Our team is always seeking the latest news in the field of education. As advocates for a quality education for ALL students, we know we have to stay up-to-date on everything that’s going on in the education spheres of our nation…from the White House to the local public school district, from new legislation to the small acts of bravery and kindness made by a single teacher, from the milestones and celebrations to the hazardous injustices affecting many of our nations students.
This week, we’re focused on the widespread impact DACA’s (Deferred Action for Childhood Arrivals) expiration will have on millions of students and families in our public schools and the teachers who serve these students, especially in school districts already serving a disproportionate number of low-income students and students of color.
As Americans and people of faith, we believe standing with these teachers and young people, praying for them, and taking action on their behalf is a matter of urgent moral concern.
School districts in Texas and across the country have hired teachers covered by DACA on the condition that they renew their work permit every two years, as the program requires. But last September, after President Trump announced he was shutting down DACA, these teachers suddenly found the safety and security the program had offered up in the air.
“I try to remain positive and compose myself every day with my students,” says Maria Rocha, a teacher in San Antonio, TX, “because I talk to them about their future and yet I don’t know my own.”
DPS was the first school district in the nation to hire teachers under Deferred Action for Childhood Arrivals, said DPS Superintendent Tom Boasberg. Many are outstanding teachers who relate well to students new to the United States, he said, and deporting them would be “catastrophic for DPS and the city of Denver.”
“The DACA program has helped bring wonderfully talented and critically needed teachers to our classrooms and has provided peace of mind and legal status to thousands of immigrant children and families who make our city and our schools great,” Boasberg said.
With Rollback of DACA, ‘Dreamers’ in U.S. Schools Prepare for a Fight via Education Week
The day after the Trump administration’s announcement to rescind DACA, an Obama-era program that shields some young immigrants from deportation, high school math teacher Jose Gonzalez—an undocumented immigrant himself—faced classrooms full of middle school students terrified that either they or relatives could face immediate deportation.

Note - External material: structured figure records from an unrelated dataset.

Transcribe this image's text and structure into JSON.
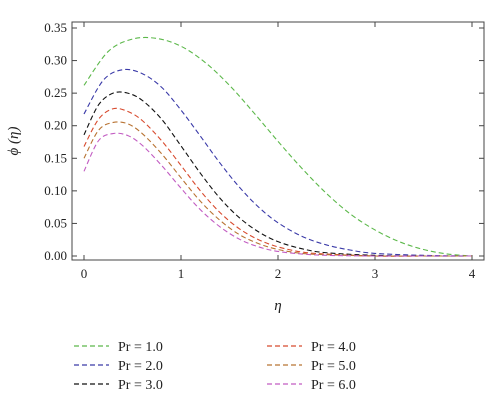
{
  "chart_data": {
    "type": "line",
    "xlabel": "η",
    "ylabel": "ϕ (η)",
    "xlim": [
      0,
      4
    ],
    "ylim": [
      0,
      0.35
    ],
    "xticks": [
      0,
      1,
      2,
      3,
      4
    ],
    "yticks": [
      0.0,
      0.05,
      0.1,
      0.15,
      0.2,
      0.25,
      0.3,
      0.35
    ],
    "xtick_labels": [
      "0",
      "1",
      "2",
      "3",
      "4"
    ],
    "ytick_labels": [
      "0.00",
      "0.05",
      "0.10",
      "0.15",
      "0.20",
      "0.25",
      "0.30",
      "0.35"
    ],
    "grid": false,
    "legend_position": "bottom",
    "series": [
      {
        "name": "Pr = 1.0",
        "color": "#5cb84a",
        "x": [
          0,
          0.25,
          0.5,
          0.75,
          1.0,
          1.25,
          1.5,
          1.75,
          2.0,
          2.25,
          2.5,
          2.75,
          3.0,
          3.25,
          3.5,
          3.75,
          4.0
        ],
        "y": [
          0.262,
          0.314,
          0.333,
          0.334,
          0.322,
          0.297,
          0.262,
          0.22,
          0.176,
          0.134,
          0.096,
          0.064,
          0.04,
          0.022,
          0.01,
          0.003,
          0.0
        ]
      },
      {
        "name": "Pr = 2.0",
        "color": "#3a3aa8",
        "x": [
          0,
          0.2,
          0.4,
          0.6,
          0.8,
          1.0,
          1.2,
          1.4,
          1.6,
          1.8,
          2.0,
          2.25,
          2.5,
          2.75,
          3.0,
          3.5,
          4.0
        ],
        "y": [
          0.218,
          0.27,
          0.286,
          0.28,
          0.259,
          0.224,
          0.184,
          0.143,
          0.106,
          0.075,
          0.051,
          0.03,
          0.017,
          0.009,
          0.004,
          0.001,
          0.0
        ]
      },
      {
        "name": "Pr = 3.0",
        "color": "#111111",
        "x": [
          0,
          0.15,
          0.3,
          0.45,
          0.6,
          0.8,
          1.0,
          1.2,
          1.4,
          1.6,
          1.8,
          2.0,
          2.25,
          2.5,
          3.0,
          3.5,
          4.0
        ],
        "y": [
          0.186,
          0.232,
          0.25,
          0.25,
          0.239,
          0.21,
          0.169,
          0.127,
          0.089,
          0.059,
          0.037,
          0.022,
          0.011,
          0.005,
          0.001,
          0.0,
          0.0
        ]
      },
      {
        "name": "Pr = 4.0",
        "color": "#d84a2e",
        "x": [
          0,
          0.15,
          0.3,
          0.45,
          0.6,
          0.8,
          1.0,
          1.2,
          1.4,
          1.6,
          1.8,
          2.0,
          2.25,
          2.5,
          3.0,
          3.5,
          4.0
        ],
        "y": [
          0.168,
          0.21,
          0.226,
          0.222,
          0.208,
          0.177,
          0.139,
          0.1,
          0.067,
          0.042,
          0.025,
          0.014,
          0.006,
          0.003,
          0.0,
          0.0,
          0.0
        ]
      },
      {
        "name": "Pr = 5.0",
        "color": "#b87333",
        "x": [
          0,
          0.15,
          0.3,
          0.45,
          0.6,
          0.8,
          1.0,
          1.2,
          1.4,
          1.6,
          1.8,
          2.0,
          2.25,
          2.5,
          3.0,
          3.5,
          4.0
        ],
        "y": [
          0.15,
          0.193,
          0.205,
          0.203,
          0.188,
          0.157,
          0.12,
          0.084,
          0.055,
          0.033,
          0.019,
          0.01,
          0.004,
          0.002,
          0.0,
          0.0,
          0.0
        ]
      },
      {
        "name": "Pr = 6.0",
        "color": "#c25cc2",
        "x": [
          0,
          0.15,
          0.3,
          0.45,
          0.6,
          0.8,
          1.0,
          1.2,
          1.4,
          1.6,
          1.8,
          2.0,
          2.25,
          2.5,
          3.0,
          3.5,
          4.0
        ],
        "y": [
          0.13,
          0.177,
          0.188,
          0.185,
          0.17,
          0.139,
          0.104,
          0.071,
          0.045,
          0.026,
          0.014,
          0.007,
          0.003,
          0.001,
          0.0,
          0.0,
          0.0
        ]
      }
    ]
  }
}
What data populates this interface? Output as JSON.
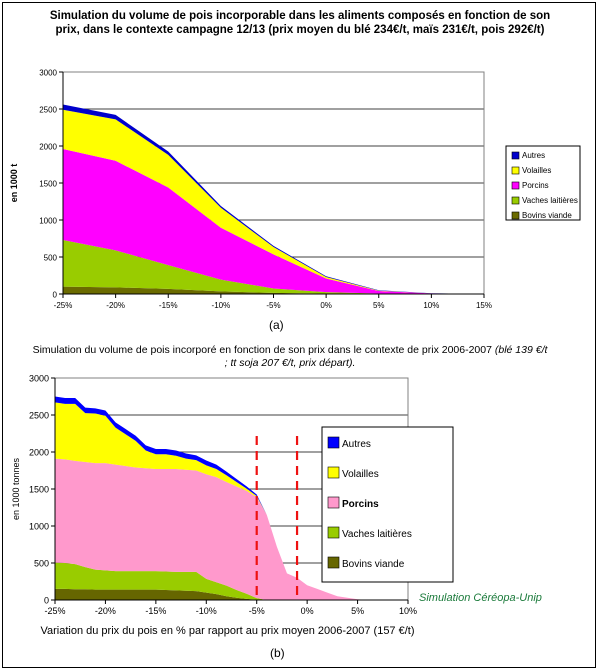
{
  "chart_data": [
    {
      "type": "area",
      "stacked": true,
      "title": "Simulation du volume de pois incorporable dans les aliments composés en fonction de son prix, dans le contexte campagne 12/13 (prix moyen du blé 234€/t, maïs 231€/t, pois 292€/t)",
      "ylabel": "en 1000 t",
      "xlabel": "",
      "caption": "(a)",
      "x": [
        -25,
        -20,
        -15,
        -10,
        -5,
        0,
        5,
        10,
        15
      ],
      "x_tick_labels": [
        "-25%",
        "-20%",
        "-15%",
        "-10%",
        "-5%",
        "0%",
        "5%",
        "10%",
        "15%"
      ],
      "y_ticks": [
        0,
        500,
        1000,
        1500,
        2000,
        2500,
        3000
      ],
      "ylim": [
        0,
        3000
      ],
      "grid": true,
      "legend_position": "right",
      "series": [
        {
          "name": "Bovins viande",
          "color": "#6b6b00",
          "values": [
            100,
            90,
            70,
            35,
            15,
            5,
            2,
            0,
            0
          ]
        },
        {
          "name": "Vaches laitières",
          "color": "#99cc00",
          "values": [
            630,
            500,
            320,
            160,
            60,
            20,
            5,
            0,
            0
          ]
        },
        {
          "name": "Porcins",
          "color": "#ff00ff",
          "values": [
            1230,
            1210,
            1050,
            700,
            460,
            185,
            33,
            8,
            0
          ]
        },
        {
          "name": "Volailles",
          "color": "#ffff00",
          "values": [
            530,
            560,
            440,
            270,
            100,
            20,
            5,
            0,
            0
          ]
        },
        {
          "name": "Autres",
          "color": "#0000cc",
          "values": [
            70,
            60,
            45,
            25,
            15,
            10,
            5,
            2,
            0
          ]
        }
      ],
      "legend_order": [
        "Autres",
        "Volailles",
        "Porcins",
        "Vaches laitières",
        "Bovins viande"
      ]
    },
    {
      "type": "area",
      "stacked": true,
      "title": "Simulation du volume de pois incorporé en fonction de son prix dans le contexte de prix 2006-2007",
      "title_note": "(blé 139 €/t ; tt soja 207 €/t, prix départ).",
      "ylabel": "en 1000 tonnes",
      "xlabel": "Variation du prix du pois en % par rapport au prix moyen 2006-2007 (157 €/t)",
      "caption": "(b)",
      "annotation": "Simulation Céréopa-Unip",
      "x": [
        -25,
        -24,
        -23,
        -22,
        -21,
        -20,
        -19,
        -18,
        -17,
        -16,
        -15,
        -14,
        -13,
        -12,
        -11,
        -10,
        -9,
        -8,
        -7,
        -6,
        -5,
        -4,
        -3,
        -2,
        -1,
        0,
        1,
        2,
        3,
        4,
        5,
        6
      ],
      "x_tick_labels": [
        "-25%",
        "-20%",
        "-15%",
        "-10%",
        "-5%",
        "0%",
        "5%",
        "10%"
      ],
      "x_tick_values": [
        -25,
        -20,
        -15,
        -10,
        -5,
        0,
        5,
        10
      ],
      "xlim": [
        -25,
        10
      ],
      "y_ticks": [
        0,
        500,
        1000,
        1500,
        2000,
        2500,
        3000
      ],
      "ylim": [
        0,
        3000
      ],
      "grid": true,
      "legend_position": "right",
      "vlines": [
        -5,
        -1
      ],
      "series": [
        {
          "name": "Bovins viande",
          "color": "#666600",
          "values": [
            150,
            150,
            145,
            145,
            140,
            140,
            140,
            140,
            140,
            140,
            140,
            135,
            130,
            125,
            120,
            100,
            80,
            50,
            30,
            15,
            5,
            0,
            0,
            0,
            0,
            0,
            0,
            0,
            0,
            0,
            0,
            0
          ]
        },
        {
          "name": "Vaches laitières",
          "color": "#99cc00",
          "values": [
            355,
            350,
            340,
            300,
            270,
            260,
            250,
            250,
            250,
            250,
            250,
            250,
            250,
            255,
            260,
            185,
            160,
            145,
            105,
            70,
            20,
            0,
            0,
            0,
            0,
            0,
            0,
            0,
            0,
            0,
            0,
            0
          ]
        },
        {
          "name": "Porcins",
          "color": "#ff99cc",
          "values": [
            1405,
            1400,
            1395,
            1420,
            1440,
            1450,
            1440,
            1420,
            1400,
            1390,
            1380,
            1385,
            1390,
            1380,
            1370,
            1415,
            1420,
            1400,
            1400,
            1390,
            1365,
            1150,
            720,
            360,
            300,
            200,
            150,
            100,
            50,
            30,
            10,
            0
          ]
        },
        {
          "name": "Volailles",
          "color": "#ffff00",
          "values": [
            760,
            750,
            770,
            660,
            670,
            640,
            500,
            430,
            360,
            240,
            200,
            200,
            180,
            150,
            140,
            120,
            110,
            90,
            60,
            30,
            15,
            0,
            0,
            0,
            0,
            0,
            0,
            0,
            0,
            0,
            0,
            0
          ]
        },
        {
          "name": "Autres",
          "color": "#0000ff",
          "values": [
            80,
            80,
            80,
            75,
            70,
            70,
            70,
            70,
            70,
            70,
            70,
            70,
            70,
            70,
            65,
            65,
            60,
            50,
            40,
            30,
            20,
            0,
            0,
            0,
            0,
            0,
            0,
            0,
            0,
            0,
            0,
            0
          ]
        }
      ],
      "legend_order": [
        "Autres",
        "Volailles",
        "Porcins",
        "Vaches laitières",
        "Bovins viande"
      ]
    }
  ]
}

Roughly 250,000 school-age children have become DACA-eligible since President Barack Obama began the program five years ago, the Washington-based Migration Policy Institute estimates.
One thing to read this week…
American Dreamers via The New York Times
“In August 2015, I started teaching. I also met the man that would become the love of my life. I had a new life in a new state and I was all by myself for the first time ever, and I couldn’t be more excited.
I’ve been teaching middle school since then, and I love it. My kids are amazing. They drive me nuts on any given day, but I love them.
DACA gave me my independence back. It’s the single reason I am able to teach, and live on my own, and pay for my car, and feel like I belong in the country I have lived in for 15 years.
Knowing that I could lose all the freedom I’ve gained is a paralyzing fear. I’ve worked so hard, and my life was just coming together, and now it might fall apart again.” – Julia Verzbickis – Teacher from San Antonio, Tex.